The authors also explicitly claim that this is the first parameter-efficient adaptation of a foundation TTS model for Khmer.
Limitations
The paper is unusually direct about its limitations. Several are important for interpreting the results:
- No full fine-tuning upper bound. The authors do not compare against a fully fine-tuned VoxCPM2 model, so the maximum achievable gain remains unknown.
- No direct test of sharing versus separate adapters. They do not isolate whether one shared adapter is better than separate per-language adapters at the same parameter budget.
- Low inter-rater agreement. Krippendorff’s $\alpha$ is $0.31$ for Khmer and $0.26$ for Korean, making the listening results noisy, especially for Korean.
- Small evaluation panels. Each language uses only five raters and twenty sentences per system.
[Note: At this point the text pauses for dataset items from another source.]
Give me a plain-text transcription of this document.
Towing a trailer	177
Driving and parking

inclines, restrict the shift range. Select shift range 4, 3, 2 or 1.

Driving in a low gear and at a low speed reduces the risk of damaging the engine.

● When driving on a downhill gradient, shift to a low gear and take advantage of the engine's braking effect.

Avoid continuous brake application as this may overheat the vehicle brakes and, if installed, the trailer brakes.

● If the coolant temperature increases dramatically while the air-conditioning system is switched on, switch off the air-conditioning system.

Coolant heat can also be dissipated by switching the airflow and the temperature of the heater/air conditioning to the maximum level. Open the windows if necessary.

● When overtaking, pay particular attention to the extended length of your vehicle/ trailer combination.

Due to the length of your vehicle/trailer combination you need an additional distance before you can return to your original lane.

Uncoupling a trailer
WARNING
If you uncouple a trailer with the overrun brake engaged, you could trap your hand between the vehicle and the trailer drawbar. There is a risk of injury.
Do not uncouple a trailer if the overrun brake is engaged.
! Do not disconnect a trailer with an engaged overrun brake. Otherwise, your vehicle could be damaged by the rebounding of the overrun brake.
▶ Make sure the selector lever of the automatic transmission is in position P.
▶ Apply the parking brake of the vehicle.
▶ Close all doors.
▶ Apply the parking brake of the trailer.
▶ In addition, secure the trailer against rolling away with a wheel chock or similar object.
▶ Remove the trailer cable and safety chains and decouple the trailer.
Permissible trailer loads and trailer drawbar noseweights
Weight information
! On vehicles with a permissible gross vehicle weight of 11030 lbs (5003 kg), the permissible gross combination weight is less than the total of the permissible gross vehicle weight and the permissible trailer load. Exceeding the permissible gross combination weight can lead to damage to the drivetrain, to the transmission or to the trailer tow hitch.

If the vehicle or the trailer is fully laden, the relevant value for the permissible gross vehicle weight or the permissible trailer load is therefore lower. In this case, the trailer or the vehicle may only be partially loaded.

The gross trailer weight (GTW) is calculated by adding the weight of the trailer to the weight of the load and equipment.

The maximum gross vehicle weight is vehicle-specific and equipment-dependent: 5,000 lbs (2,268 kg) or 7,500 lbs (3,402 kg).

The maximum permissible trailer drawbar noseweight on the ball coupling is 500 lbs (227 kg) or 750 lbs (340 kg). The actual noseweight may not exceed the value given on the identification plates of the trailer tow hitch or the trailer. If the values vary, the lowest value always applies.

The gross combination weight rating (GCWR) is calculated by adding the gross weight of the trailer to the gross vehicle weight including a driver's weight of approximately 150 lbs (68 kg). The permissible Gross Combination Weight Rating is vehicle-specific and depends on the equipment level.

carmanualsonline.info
- Cross-language comparisons are not controlled. The two languages use different rater panels, so only within-language comparisons are valid.
- Small and partly upsampled corpus. The training corpus is about $26$ hours, and Khmer gains partly come from upsampling rather than from more unique data.
- Confounded language/data differences. Khmer and Korean differ not only in how well VoxCPM2 pretraining covers them, but also in the source and quality of the fine-tuning data. Khmer uses a private in-house corpus, while Korean uses public corpora such as KSS and Common Voice/FLEURS, so the exact source of the gap is not fully isolated.
These limitations mean that the strongest claims are modest but well supported: the adapter clearly helps Khmer in this setup, does not help Korean overall, and rank selection should not rely on validation loss alone.
Takeaway
The paper shows that a small, zero-initialized LoRA adapter can substantially improve a strong pretrained TTS model on a genuinely low-resource language without retraining the full network. For Khmer, the best rank $64$ adapter raises MOS from $3.85$ to $4.23$ with only a tiny fraction of trainable parameters. For Korean, which the base model already handles well, the same strategy provides no overall gain and can even degrade quality at higher rank. The main technical lesson is that adaptation capacity should match the gap between the base model and the target language, and that perceptual evaluation is necessary because lower loss does not always mean better speech.